Вера проплакала целый день. А потом все пошло по-прежнему. Уж такая она была: совсем не могла, чтобы ни о ком не заботиться…
- Эй, Братик! - услышал он сквозь шум ветра. В форточке виднелись толстые щеки знакомой бабенки со странной кличкой Шантаклер, одной из тех, на ком держалась их торговая цепочка. - Что тебя носит под дождем?

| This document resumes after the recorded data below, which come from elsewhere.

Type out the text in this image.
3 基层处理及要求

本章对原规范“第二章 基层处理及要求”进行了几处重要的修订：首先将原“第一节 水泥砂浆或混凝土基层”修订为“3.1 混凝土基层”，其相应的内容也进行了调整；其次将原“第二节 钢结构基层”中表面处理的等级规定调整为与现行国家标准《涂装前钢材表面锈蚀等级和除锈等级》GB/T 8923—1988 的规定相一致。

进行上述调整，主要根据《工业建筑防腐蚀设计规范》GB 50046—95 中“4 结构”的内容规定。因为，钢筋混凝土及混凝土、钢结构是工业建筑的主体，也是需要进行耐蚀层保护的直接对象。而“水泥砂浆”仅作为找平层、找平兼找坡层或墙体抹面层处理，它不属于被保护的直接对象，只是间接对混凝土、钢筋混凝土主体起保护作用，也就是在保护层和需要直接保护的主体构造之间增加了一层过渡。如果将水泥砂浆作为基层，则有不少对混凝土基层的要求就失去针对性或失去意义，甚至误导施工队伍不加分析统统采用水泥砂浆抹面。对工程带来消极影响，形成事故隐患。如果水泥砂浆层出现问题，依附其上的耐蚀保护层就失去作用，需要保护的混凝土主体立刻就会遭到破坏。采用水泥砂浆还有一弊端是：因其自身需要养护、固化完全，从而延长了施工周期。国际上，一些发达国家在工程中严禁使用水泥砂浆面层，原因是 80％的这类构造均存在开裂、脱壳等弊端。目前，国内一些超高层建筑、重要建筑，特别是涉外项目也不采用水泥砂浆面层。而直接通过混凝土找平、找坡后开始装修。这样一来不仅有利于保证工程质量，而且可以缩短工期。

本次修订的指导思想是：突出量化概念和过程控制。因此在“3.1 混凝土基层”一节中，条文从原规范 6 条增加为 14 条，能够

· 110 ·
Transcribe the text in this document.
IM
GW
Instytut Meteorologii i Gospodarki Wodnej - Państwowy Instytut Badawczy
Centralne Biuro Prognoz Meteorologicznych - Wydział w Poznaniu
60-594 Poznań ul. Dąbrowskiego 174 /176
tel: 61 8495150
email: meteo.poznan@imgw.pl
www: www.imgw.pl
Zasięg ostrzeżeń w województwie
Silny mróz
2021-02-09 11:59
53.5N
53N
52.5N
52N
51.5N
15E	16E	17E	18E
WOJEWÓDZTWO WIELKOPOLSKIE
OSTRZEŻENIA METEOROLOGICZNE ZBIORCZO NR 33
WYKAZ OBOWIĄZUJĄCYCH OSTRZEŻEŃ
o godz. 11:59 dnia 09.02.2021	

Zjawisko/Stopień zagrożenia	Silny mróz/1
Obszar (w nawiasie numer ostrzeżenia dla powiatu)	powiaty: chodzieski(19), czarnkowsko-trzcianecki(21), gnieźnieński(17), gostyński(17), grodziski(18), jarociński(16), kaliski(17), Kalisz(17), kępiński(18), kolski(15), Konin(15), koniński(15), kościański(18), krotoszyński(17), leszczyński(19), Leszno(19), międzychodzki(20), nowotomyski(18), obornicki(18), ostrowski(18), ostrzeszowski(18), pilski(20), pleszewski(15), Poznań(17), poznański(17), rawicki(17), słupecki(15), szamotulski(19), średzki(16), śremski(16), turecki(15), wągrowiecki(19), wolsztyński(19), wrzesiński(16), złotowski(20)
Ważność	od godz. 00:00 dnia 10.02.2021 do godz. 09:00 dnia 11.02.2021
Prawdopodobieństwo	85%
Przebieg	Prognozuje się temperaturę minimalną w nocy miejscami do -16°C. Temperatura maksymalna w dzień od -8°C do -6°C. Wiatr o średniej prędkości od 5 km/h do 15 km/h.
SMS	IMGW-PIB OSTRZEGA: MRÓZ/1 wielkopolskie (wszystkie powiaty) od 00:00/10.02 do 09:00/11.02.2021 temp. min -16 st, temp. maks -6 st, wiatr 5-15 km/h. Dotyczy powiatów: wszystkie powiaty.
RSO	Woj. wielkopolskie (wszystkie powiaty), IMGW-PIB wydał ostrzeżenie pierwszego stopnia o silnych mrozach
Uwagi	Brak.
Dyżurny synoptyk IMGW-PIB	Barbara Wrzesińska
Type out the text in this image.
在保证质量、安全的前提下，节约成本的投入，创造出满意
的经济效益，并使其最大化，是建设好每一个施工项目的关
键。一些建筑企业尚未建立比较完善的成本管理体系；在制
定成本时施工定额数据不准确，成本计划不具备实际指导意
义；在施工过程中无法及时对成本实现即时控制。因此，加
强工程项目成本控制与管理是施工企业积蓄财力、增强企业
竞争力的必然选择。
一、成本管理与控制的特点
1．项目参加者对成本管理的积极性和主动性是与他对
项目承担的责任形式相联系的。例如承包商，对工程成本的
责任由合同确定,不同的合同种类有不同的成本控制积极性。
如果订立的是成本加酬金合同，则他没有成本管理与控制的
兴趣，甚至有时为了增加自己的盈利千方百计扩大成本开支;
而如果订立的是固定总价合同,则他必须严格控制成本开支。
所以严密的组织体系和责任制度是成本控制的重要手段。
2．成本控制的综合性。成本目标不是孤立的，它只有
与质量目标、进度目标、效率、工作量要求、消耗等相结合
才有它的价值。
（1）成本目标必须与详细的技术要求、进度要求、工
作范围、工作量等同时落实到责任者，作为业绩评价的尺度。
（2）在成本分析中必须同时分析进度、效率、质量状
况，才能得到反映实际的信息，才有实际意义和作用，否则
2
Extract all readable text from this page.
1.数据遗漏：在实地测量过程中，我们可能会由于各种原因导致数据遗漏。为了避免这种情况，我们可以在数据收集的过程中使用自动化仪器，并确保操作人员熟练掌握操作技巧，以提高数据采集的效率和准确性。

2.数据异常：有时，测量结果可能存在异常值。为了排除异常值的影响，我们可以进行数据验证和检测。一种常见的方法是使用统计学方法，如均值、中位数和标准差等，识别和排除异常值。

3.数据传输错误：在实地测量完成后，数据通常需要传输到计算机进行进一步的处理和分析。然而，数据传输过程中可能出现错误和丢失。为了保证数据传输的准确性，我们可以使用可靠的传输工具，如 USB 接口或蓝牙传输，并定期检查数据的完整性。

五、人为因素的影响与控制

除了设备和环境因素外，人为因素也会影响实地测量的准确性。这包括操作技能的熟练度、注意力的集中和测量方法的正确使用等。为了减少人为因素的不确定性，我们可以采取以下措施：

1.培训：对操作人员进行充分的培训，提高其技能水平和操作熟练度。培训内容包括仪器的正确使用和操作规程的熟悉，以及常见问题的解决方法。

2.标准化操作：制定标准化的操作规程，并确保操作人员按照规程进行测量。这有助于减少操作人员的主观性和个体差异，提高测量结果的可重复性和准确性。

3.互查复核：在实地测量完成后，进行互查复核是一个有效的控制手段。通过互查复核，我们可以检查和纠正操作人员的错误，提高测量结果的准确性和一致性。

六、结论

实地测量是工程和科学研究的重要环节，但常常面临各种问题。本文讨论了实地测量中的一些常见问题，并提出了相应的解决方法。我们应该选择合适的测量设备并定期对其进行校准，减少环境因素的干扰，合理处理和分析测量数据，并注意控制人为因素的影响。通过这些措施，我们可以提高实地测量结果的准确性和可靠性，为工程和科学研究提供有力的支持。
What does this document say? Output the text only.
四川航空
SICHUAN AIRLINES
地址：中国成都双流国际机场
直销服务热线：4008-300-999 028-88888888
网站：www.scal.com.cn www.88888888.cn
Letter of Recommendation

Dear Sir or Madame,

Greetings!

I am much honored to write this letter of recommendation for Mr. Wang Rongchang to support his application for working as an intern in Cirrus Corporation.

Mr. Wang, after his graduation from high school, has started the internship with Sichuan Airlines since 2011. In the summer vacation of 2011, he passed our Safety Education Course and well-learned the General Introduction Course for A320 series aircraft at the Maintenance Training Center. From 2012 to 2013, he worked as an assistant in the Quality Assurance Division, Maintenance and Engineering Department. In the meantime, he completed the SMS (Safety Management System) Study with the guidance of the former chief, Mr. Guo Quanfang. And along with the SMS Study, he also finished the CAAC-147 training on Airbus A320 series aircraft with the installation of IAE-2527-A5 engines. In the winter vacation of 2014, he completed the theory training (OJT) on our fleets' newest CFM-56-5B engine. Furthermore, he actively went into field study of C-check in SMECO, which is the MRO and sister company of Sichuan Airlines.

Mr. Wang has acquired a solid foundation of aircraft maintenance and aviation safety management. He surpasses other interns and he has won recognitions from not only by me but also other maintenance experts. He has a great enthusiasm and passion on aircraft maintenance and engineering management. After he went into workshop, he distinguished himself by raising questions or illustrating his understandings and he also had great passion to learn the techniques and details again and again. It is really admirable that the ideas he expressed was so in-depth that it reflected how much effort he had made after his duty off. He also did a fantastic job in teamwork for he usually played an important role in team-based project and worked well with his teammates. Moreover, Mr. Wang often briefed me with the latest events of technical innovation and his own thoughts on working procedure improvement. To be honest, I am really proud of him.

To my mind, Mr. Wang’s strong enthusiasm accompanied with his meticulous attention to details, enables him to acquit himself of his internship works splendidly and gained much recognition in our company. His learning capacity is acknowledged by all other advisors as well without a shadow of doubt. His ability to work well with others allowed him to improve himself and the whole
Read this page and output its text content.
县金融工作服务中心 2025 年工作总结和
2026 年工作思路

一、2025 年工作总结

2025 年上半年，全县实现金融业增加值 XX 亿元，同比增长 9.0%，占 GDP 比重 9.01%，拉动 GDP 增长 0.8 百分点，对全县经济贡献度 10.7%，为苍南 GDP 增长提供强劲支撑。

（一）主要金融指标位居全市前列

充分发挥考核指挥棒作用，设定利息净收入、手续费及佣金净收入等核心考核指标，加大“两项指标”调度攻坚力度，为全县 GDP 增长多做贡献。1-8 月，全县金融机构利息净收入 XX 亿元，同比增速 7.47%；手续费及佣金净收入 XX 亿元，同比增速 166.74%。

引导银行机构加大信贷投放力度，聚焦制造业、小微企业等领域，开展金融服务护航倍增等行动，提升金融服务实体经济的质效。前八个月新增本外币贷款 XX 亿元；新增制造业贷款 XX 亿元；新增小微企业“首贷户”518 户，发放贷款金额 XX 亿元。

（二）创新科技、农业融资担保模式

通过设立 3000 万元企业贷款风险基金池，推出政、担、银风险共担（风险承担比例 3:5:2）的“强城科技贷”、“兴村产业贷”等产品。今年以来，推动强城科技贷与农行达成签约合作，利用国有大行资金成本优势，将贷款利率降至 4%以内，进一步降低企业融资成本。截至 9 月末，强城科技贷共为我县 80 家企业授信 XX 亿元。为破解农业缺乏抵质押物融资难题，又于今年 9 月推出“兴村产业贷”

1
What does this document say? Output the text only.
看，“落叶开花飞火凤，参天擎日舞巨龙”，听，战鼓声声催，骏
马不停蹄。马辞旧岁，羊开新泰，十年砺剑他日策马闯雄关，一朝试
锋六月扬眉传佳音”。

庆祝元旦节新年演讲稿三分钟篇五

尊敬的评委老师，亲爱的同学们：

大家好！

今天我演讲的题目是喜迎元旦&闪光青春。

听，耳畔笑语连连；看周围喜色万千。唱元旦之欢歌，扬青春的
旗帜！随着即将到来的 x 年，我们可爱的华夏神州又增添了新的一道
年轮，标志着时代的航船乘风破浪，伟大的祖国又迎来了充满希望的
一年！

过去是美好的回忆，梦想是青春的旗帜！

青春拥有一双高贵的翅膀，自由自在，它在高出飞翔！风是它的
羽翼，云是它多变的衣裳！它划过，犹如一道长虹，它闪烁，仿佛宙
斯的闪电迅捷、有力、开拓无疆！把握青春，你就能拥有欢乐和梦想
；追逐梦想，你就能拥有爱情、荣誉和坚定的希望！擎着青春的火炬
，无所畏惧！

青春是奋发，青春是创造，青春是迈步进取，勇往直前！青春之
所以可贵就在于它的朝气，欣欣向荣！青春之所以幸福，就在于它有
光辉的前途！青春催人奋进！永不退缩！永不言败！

- Заботы замучили! - наигранно крикнул он.
- От забот спасаются знаешь где?
- Иди ты! - озлился Гошка. Свернул в улицу и пошел размашисто, втянув голову в плечи, подражая старым морским волкам.
Дома было тихо и чисто. На столе лежала записка, полная ахов по поводу его внезапного исчезновения.
"Ты, наверное, голодный, - писала Вера. - Поешь горячей картошки, она на табуретке в кастрюле, завернута в телогрейку…"
Думая о Вере, он вспомнил вчерашнего пограничника и немного развеселился. Все-таки это была его идея: если уж отдавать Верку замуж, то за человека, который мог пригодиться. Он и книжку выкинул только потому, что увидел зеленую фуражку.
Гошка разлегся на своей раскладушке и принялся мечтать о том, как этот пограничник, потеряв голову от любви к Верке, пойдет в партком пароходства хлопотать за него, как возьмет его на поруки. И тогда снова - здравствуй, море! И лимонно-банановые джунгли с синими лагунами, и россыпи огней на неведомых берегах, утонувших в ночи, и манящее сияние реклам в портовых городах, где все тебе улыбаются: бармены из-за стоек, девочки из-за штор…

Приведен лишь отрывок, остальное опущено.